Presenting a technical paper - Why presenting this research matters more than publishing it
One of the opportunities I look out for as a young engineer is the chance to present a technical paper and gather learnings from it. In December 2025, I had the opportunity to present my technical paper at the IRSE ASPECT 2025 conference in Yokohama, Japan. As well as the chance to visit a new city, I was excited to present my paper and see what panel discussions would follow.
As most of you in the rail industry (and passengers) know, we are currently facing a paradox: we are being asked to run more trains on the same infrastructure while using significantly less energy. With traction accounting for roughly 86% of total rail energy use, this presents a fundamental operational challenge. The intersection of engineering and modelling – the area I work in – is often looked at to address this.
My recent paper, Leveraging Operational Modelling to Drive Efficiency and Sustainability in Rail Systems, argues that modelling must move from a specialist academic tool used only for megaprojects to an everyday driver of decision-making. Whether evaluating ETCS/ATO rollouts or quantifying Time Signal at Red (TSAR) inefficiencies, modelling allows us to find the operational frontier of existing networks before committing to major capital spend.
Presenting this research at the ASPECT conference highlighted a crucial reality: publishing is passive, but presenting is transformative. While my case studies showed we can detect instability and energy-performance trade-offs (like Energy × Average Minutes Late) before they happen, the real value lay in the dialogue that followed the presentation. I learned that infrastructure engineers, asset managers, and energy specialists all see modelling through different lenses: capacity, cost, or carbon.
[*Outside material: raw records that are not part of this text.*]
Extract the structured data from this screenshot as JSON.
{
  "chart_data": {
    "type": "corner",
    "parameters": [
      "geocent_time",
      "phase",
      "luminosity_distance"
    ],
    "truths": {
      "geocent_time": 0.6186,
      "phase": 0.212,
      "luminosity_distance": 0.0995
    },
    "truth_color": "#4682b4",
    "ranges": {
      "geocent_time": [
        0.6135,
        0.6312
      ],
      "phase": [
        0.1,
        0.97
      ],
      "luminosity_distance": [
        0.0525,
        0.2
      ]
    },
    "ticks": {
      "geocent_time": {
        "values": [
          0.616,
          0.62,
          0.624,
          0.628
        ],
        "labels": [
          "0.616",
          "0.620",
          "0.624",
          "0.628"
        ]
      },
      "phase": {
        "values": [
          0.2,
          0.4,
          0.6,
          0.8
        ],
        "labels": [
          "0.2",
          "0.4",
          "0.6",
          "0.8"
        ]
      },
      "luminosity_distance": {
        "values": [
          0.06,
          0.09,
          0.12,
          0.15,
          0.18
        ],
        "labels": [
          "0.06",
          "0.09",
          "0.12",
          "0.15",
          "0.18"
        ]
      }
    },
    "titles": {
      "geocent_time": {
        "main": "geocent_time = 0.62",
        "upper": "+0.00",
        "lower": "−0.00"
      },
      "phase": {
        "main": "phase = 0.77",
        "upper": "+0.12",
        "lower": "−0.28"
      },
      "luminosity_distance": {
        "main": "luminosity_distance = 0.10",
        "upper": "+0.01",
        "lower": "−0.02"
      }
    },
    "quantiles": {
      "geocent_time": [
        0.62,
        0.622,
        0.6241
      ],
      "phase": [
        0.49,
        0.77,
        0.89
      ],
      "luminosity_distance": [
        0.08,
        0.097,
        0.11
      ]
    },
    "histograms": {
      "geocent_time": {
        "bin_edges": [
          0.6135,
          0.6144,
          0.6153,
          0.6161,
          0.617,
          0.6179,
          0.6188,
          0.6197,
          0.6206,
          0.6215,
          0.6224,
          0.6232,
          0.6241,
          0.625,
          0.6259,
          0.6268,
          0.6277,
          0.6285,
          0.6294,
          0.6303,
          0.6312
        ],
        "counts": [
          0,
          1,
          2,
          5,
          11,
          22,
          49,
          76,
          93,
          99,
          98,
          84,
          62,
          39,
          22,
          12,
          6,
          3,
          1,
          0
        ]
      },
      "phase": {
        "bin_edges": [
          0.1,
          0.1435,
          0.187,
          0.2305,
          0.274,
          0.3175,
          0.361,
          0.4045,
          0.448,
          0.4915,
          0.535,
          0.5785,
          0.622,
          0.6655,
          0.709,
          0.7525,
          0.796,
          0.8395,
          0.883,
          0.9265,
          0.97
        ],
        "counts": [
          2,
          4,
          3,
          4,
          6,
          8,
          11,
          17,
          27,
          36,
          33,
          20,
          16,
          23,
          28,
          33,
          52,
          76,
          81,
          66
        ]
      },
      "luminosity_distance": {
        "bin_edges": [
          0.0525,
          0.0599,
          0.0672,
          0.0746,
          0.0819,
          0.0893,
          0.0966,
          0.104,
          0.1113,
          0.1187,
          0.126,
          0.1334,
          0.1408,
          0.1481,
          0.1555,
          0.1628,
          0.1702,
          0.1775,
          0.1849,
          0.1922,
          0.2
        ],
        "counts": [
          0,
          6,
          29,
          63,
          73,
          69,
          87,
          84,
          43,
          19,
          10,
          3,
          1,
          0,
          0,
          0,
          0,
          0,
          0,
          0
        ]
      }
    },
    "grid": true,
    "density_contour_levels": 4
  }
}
The panel discussion that followed my presentation reinforced a sobering gap: modelling is still too often used reactively rather than proactively. To bridge this, we must move beyond the technical "how" and focus on the strategic "why." If we want to move from "interesting technical tool" to "strategic operational necessity," we must translate our simulations into the language of business and operations. Modelling shouldn't sit in isolation; it should be the heartbeat of our energy and asset strategies.